NICU Retinal Scans Now an Option at St. Bernards
Arkansas e-Link has provided new equipment to St. Bernards Medical Center in Jonesboro that will allow physicians to conduct exams on infants that previously had to be done outside of the region.
The device, A RetCam Shuttle, was purchased under the Broadband Technology Opportunities Program grant that was awarded to the state in 2010. The device allows physicians to conduct retinal scans on infants to ensure that Retinopathy of prematurity (ROP) doesn’t develop. Previously infants born in Northeast Arkansas at 32 weeks of gestation or less were transported to facilities outside of the region.
“I can see us using the equipment 4-8 times each month,” said Dr. Douglas Seglem, Neonatal Intensive Care Unit (NICU) medical director at St. Bernards.
In the past, routine use of excess oxygen to treat premature babies stimulated abnormal vessel growth. Currently, oxygen can be easily and accurately monitored so this problem is rare. Today the risk of developing ROP depends on the degree of prematurity. Generally, the smallest and sickest premature babies have the highest risk.

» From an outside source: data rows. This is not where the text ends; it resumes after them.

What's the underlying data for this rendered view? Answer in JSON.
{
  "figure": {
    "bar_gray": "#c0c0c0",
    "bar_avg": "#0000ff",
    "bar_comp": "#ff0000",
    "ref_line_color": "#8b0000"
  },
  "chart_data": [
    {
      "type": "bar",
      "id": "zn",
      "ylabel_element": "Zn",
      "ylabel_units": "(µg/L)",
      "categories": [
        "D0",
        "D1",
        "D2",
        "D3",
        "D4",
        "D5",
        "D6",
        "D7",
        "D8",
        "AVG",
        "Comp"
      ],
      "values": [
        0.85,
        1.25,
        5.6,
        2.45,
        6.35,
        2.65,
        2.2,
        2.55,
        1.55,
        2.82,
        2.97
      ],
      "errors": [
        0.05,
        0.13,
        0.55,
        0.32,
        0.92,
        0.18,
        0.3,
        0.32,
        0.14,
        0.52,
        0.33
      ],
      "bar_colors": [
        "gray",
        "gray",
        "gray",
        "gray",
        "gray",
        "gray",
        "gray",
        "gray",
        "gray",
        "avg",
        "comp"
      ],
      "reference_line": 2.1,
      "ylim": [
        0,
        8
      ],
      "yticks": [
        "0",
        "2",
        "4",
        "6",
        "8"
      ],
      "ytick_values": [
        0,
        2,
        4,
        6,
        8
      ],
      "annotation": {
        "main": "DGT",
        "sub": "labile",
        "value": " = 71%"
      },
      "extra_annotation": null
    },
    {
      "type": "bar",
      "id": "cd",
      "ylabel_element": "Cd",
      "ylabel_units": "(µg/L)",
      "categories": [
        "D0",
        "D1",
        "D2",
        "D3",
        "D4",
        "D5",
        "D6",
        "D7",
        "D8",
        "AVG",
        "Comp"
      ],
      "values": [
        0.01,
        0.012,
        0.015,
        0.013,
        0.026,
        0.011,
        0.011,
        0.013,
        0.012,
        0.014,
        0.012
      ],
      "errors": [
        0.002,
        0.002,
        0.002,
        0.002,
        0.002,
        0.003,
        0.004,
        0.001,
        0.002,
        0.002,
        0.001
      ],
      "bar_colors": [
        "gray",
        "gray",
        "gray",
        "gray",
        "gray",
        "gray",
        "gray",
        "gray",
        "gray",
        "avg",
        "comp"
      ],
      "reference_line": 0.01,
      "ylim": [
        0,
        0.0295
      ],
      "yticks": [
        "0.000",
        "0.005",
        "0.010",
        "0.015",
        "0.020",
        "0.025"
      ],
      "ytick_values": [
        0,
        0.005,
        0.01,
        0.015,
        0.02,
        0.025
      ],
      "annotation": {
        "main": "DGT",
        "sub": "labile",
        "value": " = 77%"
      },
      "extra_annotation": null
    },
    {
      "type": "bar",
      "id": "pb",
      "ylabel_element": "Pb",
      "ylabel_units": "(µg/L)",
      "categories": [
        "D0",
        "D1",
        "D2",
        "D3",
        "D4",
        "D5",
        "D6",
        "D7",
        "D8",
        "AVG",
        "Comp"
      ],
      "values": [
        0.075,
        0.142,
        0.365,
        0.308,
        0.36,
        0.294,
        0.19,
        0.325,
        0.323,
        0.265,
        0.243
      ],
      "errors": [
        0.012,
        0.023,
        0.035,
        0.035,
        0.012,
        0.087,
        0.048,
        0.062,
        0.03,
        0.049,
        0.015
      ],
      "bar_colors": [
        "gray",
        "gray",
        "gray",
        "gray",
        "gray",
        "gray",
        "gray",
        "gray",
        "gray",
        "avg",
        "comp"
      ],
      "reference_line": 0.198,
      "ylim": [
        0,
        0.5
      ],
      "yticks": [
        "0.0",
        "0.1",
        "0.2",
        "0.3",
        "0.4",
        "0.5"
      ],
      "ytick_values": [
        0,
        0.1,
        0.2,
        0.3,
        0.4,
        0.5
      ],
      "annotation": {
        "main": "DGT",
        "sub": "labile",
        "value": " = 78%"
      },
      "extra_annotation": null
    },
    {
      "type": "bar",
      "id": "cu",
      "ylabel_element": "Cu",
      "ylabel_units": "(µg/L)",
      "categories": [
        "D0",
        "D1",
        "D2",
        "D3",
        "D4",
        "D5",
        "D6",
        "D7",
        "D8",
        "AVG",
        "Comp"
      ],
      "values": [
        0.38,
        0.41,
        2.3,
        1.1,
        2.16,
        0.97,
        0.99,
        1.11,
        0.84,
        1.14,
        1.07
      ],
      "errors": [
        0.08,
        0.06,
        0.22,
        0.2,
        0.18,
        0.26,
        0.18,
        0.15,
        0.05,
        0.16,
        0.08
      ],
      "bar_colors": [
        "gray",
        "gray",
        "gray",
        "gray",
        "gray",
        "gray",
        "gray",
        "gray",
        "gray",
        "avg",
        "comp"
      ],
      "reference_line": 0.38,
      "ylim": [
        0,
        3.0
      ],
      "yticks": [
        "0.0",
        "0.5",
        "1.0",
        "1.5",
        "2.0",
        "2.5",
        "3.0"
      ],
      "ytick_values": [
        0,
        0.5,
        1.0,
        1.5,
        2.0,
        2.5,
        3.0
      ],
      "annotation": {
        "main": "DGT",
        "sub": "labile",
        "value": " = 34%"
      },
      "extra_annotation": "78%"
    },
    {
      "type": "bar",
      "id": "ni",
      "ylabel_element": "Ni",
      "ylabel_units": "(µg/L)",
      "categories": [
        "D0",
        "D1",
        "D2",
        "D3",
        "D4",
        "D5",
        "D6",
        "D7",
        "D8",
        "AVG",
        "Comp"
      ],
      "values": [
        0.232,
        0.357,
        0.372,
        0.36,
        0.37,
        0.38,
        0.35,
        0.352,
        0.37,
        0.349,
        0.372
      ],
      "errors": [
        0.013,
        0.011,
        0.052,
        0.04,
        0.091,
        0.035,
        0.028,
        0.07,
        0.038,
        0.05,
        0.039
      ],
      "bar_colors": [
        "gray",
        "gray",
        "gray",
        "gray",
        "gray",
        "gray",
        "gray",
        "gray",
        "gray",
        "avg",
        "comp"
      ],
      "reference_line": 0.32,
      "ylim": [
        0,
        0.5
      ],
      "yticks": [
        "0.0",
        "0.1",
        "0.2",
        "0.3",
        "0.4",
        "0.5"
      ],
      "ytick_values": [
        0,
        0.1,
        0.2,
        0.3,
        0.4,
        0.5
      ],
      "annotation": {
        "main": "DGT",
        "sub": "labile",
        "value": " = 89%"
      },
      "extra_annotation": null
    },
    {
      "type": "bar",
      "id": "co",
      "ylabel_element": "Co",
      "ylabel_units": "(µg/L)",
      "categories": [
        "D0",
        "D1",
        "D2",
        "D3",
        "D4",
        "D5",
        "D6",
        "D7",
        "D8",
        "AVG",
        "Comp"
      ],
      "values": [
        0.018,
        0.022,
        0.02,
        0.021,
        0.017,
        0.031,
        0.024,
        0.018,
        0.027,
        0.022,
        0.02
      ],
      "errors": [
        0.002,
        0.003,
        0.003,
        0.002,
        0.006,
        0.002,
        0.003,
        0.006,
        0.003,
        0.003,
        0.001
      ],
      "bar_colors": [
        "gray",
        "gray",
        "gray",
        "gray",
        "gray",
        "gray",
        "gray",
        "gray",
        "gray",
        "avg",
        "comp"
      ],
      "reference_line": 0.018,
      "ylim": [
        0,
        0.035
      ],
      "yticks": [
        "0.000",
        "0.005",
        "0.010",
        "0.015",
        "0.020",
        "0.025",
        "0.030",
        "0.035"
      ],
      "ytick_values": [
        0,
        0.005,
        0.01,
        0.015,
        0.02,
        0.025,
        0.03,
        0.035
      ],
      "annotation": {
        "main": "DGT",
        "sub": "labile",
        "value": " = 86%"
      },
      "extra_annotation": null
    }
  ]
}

There are five stages of ROP ranging from mildly abnormal blood vessel growth to total retinal detachment. “Frequency of exams for infants suffering from ROP depends on what stage they are in. Typically an infant at 30 weeks or younger will get an exam every three weeks. If we detect a problem, then the exams will occur more frequently,” said Seglem.
Early treatment of ROP has been shown to improve a baby’s chances for normal vision. If a problem is found, treatment should start within 72 hours of the exam. Treatment may include cryotherapy or laser therapy. Infants born at 30 weeks of gestation or born weighing fewer than three pounds should have retinal exams at four to nine weeks of age. Babies born at 27 weeks or later usually have their exam at four weeks of age. “This equipment will allow St. Bernards to serve the community better, by being able to do ROP screenings in the NICU,” said Dr. Whit Hall, professor of neonatology at UAMS.
The RetCam Shuttle is a portable device that takes images of the retina which can be uploaded to an Ophthalmologist or be shared in real time. The device is made up of propriety software with a 3-chip CCD camera and has multiple lenses that can be used to obtain different views of the infant’s eyes.
The exam is performed by placing a speculum in the infant’s eye to hold the eyelid open. A small amount of gel is placed in the eye after dilating and numbing drops are administered. The lens of the camera is then placed in the contact gel. The camera’s focus, zoom and light intensity are controlled with foot pedals and the images are recorded and stored on a laptop during the exam.
Jimmie Birdsong, RN and research associate at UAMS in the Department of Neonatology, says this equipment will help allow parents to stay closer to their home. “ With this equipment located in Northeast Arkansas families will be able to benefit from having decreased stress, they will not have to travel, stay overnight or miss work, plus they will be closer to the support of their extended families.”
Currently over 60-percent of the state’s very low birth weight babies (less than 1500 grams) are admitted to either the NICU at Arkansas Children’s Hospital or the Special Care, Intensive Care or Critical Care Nursery at UAMS. The daily census of these two facilities exceeds 100 patients.